An atom absorbs a yellow photon in the transition from its 2s to its 3s state (see figure on the left, not drawn to scale). What color photon might it emit in a transition from the 3s to the 2p state?
Your figure is certainly not "drawn to scale." It isn't drawn at all.
For hydrogen, the energy of levels 2p and 2s are the same. Therefore the emitted color would be yellow, the same as the absorbed color.
Your missing figure may depict a different situation.
To determine the color of the photon that might be emitted in the transition from the 3s to the 2p state, we need to understand the energy levels and transitions within an atom.
In an atom, electrons occupy distinct energy levels or shells around the nucleus. These energy levels are labeled with quantum numbers, such as 1s, 2s, 2p, 3s, etc. When an electron transitions between different energy levels, it can either absorb or emit a photon. The energy of the photon is directly related to the energy difference between the two energy levels involved in the transition.
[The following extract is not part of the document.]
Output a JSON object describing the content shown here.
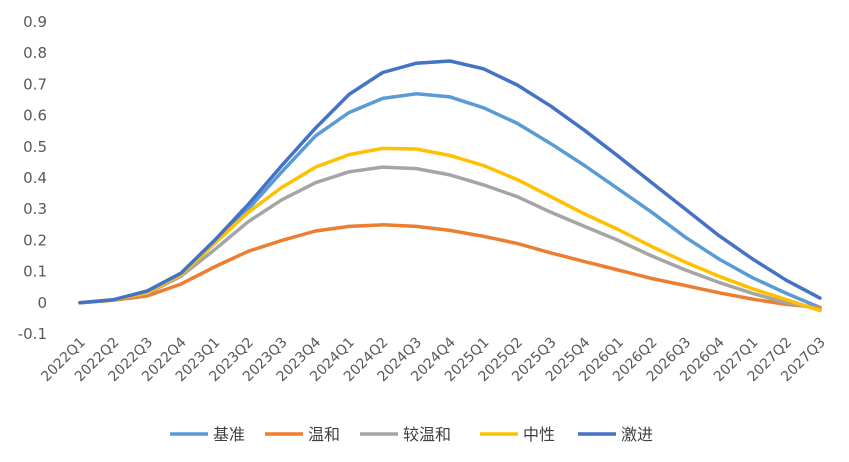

In this case, the atom absorbs a yellow photon during the transition from the 2s to the 3s state. This tells us that the energy difference between the 2s and 3s states corresponds to the energy of a yellow photon.
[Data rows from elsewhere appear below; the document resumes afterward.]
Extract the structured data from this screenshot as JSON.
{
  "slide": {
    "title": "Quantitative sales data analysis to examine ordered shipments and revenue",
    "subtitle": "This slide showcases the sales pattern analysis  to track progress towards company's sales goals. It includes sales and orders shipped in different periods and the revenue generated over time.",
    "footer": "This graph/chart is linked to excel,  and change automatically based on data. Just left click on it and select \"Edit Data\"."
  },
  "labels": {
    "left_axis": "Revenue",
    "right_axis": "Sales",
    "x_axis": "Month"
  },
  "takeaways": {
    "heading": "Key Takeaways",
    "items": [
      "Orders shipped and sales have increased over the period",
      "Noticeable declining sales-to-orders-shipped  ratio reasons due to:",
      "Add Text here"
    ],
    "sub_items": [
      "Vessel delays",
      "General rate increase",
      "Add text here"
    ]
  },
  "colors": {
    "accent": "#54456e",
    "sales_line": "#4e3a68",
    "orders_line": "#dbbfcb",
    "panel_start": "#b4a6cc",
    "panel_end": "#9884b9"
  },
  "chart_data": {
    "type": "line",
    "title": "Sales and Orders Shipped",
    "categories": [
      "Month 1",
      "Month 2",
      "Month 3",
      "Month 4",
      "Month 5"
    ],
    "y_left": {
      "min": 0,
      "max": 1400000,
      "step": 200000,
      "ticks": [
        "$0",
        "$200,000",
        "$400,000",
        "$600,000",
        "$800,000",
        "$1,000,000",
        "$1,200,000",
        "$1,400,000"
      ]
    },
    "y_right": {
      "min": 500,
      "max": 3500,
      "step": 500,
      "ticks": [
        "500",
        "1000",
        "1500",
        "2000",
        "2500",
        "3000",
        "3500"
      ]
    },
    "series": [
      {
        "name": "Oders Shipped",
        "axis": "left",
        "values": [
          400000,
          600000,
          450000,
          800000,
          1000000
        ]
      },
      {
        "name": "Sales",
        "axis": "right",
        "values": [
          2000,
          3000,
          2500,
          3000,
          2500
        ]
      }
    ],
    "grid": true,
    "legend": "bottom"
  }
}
To determine the color of the photon that might be emitted in the transition from the 3s to the 2p state, we need to find the energy difference between these two states. The energy difference will determine the color of the photon emitted.
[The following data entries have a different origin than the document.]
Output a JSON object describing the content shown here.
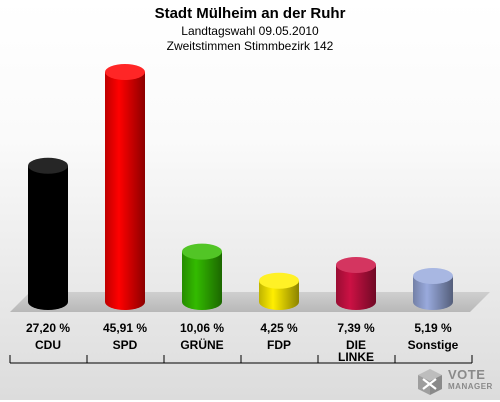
{
  "header": {
    "title": "Stadt Mülheim an der Ruhr",
    "subtitle1": "Landtagswahl 09.05.2010",
    "subtitle2": "Zweitstimmen Stimmbezirk 142"
  },
  "logo": {
    "line1": "VOTE",
    "line2": "MANAGER",
    "icon": "ballot-cross-icon"
  },
  "chart_data": {
    "type": "bar",
    "title": "Stadt Mülheim an der Ruhr",
    "categories": [
      "CDU",
      "SPD",
      "GRÜNE",
      "FDP",
      "DIE LINKE",
      "Sonstige"
    ],
    "category_lines": [
      [
        "CDU"
      ],
      [
        "SPD"
      ],
      [
        "GRÜNE"
      ],
      [
        "FDP"
      ],
      [
        "DIE",
        "LINKE"
      ],
      [
        "Sonstige"
      ]
    ],
    "values": [
      27.2,
      45.91,
      10.06,
      4.25,
      7.39,
      5.19
    ],
    "value_labels": [
      "27,20 %",
      "45,91 %",
      "10,06 %",
      "4,25 %",
      "7,39 %",
      "5,19 %"
    ],
    "colors": [
      "#000000",
      "#ff0000",
      "#33bb00",
      "#ffee00",
      "#cc1144",
      "#99aadd"
    ],
    "ylim": [
      0,
      45.91
    ],
    "grid": false,
    "legend": "none"
  }
}
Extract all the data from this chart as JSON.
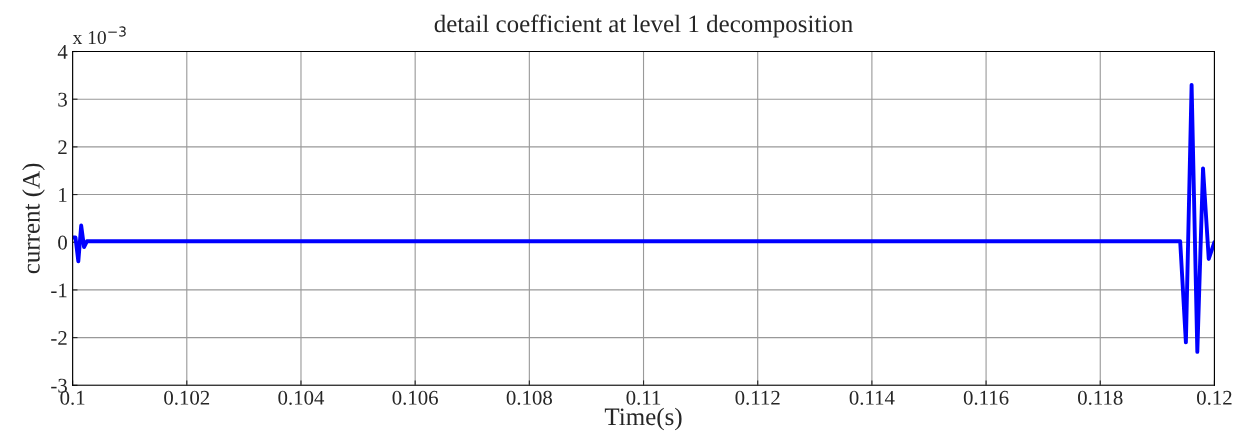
{
  "chart_data": {
    "type": "line",
    "title": "detail coefficient at level 1 decomposition",
    "xlabel": "Time(s)",
    "ylabel": "current (A)",
    "annotations": [
      "x 10$^{−3}$"
    ],
    "series": [
      {
        "color": "#0000ff",
        "x": [
          0.1,
          0.10005,
          0.1001,
          0.10015,
          0.1002,
          0.10025,
          0.101,
          0.102,
          0.103,
          0.104,
          0.105,
          0.106,
          0.107,
          0.108,
          0.109,
          0.11,
          0.111,
          0.112,
          0.113,
          0.114,
          0.115,
          0.116,
          0.117,
          0.118,
          0.119,
          0.1194,
          0.1195,
          0.1196,
          0.1197,
          0.1198,
          0.1199,
          0.12
        ],
        "values": [
          0.1,
          0.1,
          -0.4,
          0.35,
          -0.1,
          0.02,
          0.02,
          0.02,
          0.02,
          0.02,
          0.02,
          0.02,
          0.02,
          0.02,
          0.02,
          0.02,
          0.02,
          0.02,
          0.02,
          0.02,
          0.02,
          0.02,
          0.02,
          0.02,
          0.02,
          0.02,
          -2.1,
          3.3,
          -2.3,
          1.55,
          -0.35,
          0.0
        ]
      }
    ],
    "xlim": [
      0.1,
      0.12
    ],
    "xticks": [
      0.1,
      0.102,
      0.104,
      0.106,
      0.108,
      0.11,
      0.112,
      0.114,
      0.116,
      0.118,
      0.12
    ],
    "ylim": [
      -3,
      4
    ],
    "yticks": [
      -3,
      -2,
      -1,
      0,
      1,
      2,
      3,
      4
    ],
    "grid": true,
    "line_style": "solid",
    "marker": "none",
    "legend": false
  }
}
The energies of different energy levels in an atom can be calculated using the Rydberg equation:
1/λ = RZ²(1/n₁² - 1/n₂²)
Where:
- λ is the wavelength of the photon
- R is the Rydberg constant (approximately 1.097 × 10^7 m⁻¹)
- Z is the atomic number (number of protons in the nucleus)
- n₁ and n₂ are the principal quantum numbers of the initial and final energy levels, respectively
For the transition from the 2s to the 3s state, we know that a yellow photon is absorbed. Since the color yellow corresponds to a specific wavelength (around 570-590 nanometers), we can use the wavelength to find the energy difference between the 2s and 3s states.
1/λ = RZ²(1/n₁² - 1/n₂²)
By substituting the known values, including the wavelength corresponding to yellow light, you can solve for the initial and final quantum numbers (n₁ and n₂).
Once you have determined the values of n₁ and n₂ for the 3s to 2p transition, you can use the Rydberg equation again to find the corresponding wavelength or color of the emitted photon.